Issa Qaraqe, Head of the Palestinian Committee of Prisoners’ Affairs, said a joint committee of Palestinian prisoners who were on hunger strike are expected to meet with officials of the Israel Prison Service (IPS) on Monday, June 5, in order to “discuss the remaining demands of the prisoners.”
On Tuesday, the leader of the strike Barghouthi said that the hunger strikers were able to “extract a number of just and humanitarian achievements” from prison authorities, and that prisoners had agreed to the formation of a “committee of senior officials of the prison service” to continue dialogue with representatives of the Palestinian prisoners during the following days “to discuss all issues without exception.”

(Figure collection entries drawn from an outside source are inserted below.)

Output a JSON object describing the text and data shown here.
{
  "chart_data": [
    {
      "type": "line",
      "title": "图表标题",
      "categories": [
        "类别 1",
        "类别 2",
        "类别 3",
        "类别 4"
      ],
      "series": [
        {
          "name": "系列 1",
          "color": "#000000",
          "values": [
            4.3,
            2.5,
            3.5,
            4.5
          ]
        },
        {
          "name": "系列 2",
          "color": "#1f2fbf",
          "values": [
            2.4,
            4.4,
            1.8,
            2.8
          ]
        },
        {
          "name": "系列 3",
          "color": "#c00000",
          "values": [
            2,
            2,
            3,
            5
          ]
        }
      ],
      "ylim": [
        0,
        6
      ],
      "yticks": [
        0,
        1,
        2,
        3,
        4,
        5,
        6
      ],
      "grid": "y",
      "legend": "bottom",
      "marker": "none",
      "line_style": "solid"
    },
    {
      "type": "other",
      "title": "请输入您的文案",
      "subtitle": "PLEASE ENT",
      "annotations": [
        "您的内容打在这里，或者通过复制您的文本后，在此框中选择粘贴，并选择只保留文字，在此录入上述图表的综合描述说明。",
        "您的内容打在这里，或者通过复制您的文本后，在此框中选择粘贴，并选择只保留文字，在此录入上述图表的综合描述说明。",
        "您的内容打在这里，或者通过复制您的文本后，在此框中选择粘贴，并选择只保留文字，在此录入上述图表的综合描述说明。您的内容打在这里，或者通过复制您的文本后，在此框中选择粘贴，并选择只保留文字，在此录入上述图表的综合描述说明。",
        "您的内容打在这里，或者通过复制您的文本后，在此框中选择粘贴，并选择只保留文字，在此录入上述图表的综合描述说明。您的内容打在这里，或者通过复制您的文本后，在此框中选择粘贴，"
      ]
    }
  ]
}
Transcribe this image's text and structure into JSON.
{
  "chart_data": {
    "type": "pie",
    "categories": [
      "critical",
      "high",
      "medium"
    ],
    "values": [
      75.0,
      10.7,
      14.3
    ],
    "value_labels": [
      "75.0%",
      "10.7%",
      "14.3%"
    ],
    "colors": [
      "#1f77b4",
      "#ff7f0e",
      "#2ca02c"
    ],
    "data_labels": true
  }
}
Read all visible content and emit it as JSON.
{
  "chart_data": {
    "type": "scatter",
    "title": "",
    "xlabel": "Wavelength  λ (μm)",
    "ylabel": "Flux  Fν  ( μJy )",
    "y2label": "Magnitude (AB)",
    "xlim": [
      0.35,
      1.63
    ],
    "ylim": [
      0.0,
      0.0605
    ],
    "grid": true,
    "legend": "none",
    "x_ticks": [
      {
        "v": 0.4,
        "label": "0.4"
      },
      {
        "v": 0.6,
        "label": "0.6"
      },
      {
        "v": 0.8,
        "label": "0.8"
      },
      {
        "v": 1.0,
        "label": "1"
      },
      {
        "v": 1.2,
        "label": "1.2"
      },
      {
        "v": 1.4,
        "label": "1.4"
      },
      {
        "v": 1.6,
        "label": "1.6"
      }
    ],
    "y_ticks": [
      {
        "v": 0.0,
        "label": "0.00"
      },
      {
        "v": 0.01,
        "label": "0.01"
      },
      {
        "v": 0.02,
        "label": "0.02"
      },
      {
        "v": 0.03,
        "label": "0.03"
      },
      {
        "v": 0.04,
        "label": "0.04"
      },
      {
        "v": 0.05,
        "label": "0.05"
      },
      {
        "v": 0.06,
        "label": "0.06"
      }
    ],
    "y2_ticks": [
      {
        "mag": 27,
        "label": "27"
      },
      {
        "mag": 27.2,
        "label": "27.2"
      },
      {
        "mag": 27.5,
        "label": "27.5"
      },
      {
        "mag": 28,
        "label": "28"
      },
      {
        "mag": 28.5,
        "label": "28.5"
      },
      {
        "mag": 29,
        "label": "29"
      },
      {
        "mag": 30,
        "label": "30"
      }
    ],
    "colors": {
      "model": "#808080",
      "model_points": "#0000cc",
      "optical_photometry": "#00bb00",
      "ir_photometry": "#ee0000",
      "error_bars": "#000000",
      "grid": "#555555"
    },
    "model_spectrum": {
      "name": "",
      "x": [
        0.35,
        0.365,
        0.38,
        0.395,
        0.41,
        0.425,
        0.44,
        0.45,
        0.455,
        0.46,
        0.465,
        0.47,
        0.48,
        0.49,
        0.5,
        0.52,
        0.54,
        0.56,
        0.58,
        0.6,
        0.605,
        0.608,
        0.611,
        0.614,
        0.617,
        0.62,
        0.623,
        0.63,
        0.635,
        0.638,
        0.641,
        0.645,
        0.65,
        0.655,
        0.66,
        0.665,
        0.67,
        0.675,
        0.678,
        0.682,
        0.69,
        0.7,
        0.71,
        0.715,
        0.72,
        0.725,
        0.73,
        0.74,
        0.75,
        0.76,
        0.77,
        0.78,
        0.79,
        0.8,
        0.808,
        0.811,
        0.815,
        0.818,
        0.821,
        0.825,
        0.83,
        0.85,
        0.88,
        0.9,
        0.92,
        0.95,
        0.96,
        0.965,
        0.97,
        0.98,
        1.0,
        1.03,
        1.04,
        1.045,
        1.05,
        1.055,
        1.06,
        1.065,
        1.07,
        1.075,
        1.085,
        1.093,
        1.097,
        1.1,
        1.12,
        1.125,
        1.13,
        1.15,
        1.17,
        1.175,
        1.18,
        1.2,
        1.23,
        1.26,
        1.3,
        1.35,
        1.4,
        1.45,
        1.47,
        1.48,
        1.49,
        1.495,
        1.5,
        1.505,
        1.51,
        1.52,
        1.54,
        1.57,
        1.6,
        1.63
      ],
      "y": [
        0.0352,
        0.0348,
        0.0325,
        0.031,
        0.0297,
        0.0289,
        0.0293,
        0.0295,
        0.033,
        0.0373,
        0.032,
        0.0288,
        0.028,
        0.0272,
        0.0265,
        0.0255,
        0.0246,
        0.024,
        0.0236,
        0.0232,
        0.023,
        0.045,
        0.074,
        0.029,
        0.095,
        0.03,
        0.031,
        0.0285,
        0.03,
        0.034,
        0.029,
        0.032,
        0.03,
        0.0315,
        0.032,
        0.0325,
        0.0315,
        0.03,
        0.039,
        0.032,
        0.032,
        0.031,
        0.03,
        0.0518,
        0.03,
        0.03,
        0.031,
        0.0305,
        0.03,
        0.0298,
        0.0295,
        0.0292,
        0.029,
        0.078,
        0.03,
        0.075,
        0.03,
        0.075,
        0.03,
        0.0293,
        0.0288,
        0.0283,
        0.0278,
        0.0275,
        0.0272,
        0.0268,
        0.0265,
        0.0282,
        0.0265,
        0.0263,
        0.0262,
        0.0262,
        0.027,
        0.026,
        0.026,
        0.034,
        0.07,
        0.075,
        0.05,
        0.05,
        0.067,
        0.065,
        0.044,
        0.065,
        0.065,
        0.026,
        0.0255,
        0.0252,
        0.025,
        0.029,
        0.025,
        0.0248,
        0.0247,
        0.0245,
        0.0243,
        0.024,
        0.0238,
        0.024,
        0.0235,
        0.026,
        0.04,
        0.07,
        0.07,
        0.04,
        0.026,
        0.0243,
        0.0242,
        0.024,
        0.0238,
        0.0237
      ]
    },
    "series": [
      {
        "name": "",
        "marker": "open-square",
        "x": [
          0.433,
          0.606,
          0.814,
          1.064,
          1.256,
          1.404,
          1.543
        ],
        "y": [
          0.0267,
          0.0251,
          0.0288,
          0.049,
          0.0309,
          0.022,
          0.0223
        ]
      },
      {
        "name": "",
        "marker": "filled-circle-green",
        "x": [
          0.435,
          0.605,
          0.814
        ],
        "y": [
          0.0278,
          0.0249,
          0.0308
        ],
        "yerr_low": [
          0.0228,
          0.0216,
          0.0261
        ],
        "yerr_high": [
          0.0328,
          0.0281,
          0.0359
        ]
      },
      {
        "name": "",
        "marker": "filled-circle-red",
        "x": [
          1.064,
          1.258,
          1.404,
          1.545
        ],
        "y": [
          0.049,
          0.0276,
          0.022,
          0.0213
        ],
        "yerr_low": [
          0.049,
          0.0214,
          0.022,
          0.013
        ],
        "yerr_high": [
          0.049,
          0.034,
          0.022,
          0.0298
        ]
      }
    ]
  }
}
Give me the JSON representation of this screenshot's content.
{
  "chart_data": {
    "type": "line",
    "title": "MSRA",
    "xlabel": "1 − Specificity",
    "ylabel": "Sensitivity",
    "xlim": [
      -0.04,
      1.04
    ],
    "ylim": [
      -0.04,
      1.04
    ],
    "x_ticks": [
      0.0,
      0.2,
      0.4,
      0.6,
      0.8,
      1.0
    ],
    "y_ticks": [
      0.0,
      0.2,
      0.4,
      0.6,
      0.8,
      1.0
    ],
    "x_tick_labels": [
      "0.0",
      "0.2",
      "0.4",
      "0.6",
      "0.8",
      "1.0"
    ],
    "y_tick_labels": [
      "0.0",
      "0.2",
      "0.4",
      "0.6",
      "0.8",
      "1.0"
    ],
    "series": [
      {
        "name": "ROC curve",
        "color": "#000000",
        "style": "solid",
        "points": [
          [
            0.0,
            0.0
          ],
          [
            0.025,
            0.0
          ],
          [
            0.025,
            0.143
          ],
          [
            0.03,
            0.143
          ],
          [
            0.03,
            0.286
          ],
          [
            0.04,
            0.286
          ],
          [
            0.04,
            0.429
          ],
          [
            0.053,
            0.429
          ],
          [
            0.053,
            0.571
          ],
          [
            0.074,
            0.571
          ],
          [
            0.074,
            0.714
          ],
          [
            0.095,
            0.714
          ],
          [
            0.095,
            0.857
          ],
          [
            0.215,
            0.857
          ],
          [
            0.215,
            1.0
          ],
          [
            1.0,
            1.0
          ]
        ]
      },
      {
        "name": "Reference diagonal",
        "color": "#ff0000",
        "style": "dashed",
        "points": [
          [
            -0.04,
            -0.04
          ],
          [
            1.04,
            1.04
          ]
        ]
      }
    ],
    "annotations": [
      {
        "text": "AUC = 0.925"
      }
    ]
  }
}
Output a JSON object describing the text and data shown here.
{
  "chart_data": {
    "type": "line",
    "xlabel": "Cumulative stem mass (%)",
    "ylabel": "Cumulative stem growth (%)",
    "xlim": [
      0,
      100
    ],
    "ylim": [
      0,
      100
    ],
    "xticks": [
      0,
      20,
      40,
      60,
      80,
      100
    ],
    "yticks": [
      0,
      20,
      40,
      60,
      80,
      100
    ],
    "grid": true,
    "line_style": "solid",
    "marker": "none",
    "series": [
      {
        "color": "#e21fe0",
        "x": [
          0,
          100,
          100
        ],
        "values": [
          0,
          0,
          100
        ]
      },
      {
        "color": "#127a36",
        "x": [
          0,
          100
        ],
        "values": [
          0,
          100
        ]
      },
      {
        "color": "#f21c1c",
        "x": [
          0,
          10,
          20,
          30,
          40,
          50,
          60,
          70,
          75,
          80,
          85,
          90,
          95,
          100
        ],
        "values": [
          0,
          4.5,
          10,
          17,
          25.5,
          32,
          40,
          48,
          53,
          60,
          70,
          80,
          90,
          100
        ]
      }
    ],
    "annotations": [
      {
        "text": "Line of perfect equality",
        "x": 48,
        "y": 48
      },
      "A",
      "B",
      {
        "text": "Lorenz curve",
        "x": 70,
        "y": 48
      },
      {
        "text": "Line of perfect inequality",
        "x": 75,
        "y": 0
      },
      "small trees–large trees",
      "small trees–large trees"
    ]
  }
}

Mothers of Palestinian Prisoners celebrate in the streets the end of the hunger strike. It is a cry of joy❤#DignityWon pic.twitter.com/785qyyMKbk
— Pal_st (@Stefaniafodd) May 27, 2017
The hunger-striking prisoners had been calling for an end to the denial of family visits, the right to pursue higher education, appropriate medical care and treatment, and an end to solitary confinement and administrative detention – imprisonment without charge or trial – among other demands for basic rights.
According to prisoners’ rights group Addameer, 6,300 Palestinians were held in Israeli prisons as of April, most of whom are being held inside the Israeli territory in contravention to international law which forbids holding Palestinians from the West Bank and Gaza outside the occupied territory.
Addameer has reported that 40 percent of the male Palestinian population has been detained by Israeli authorities at some point in their lives.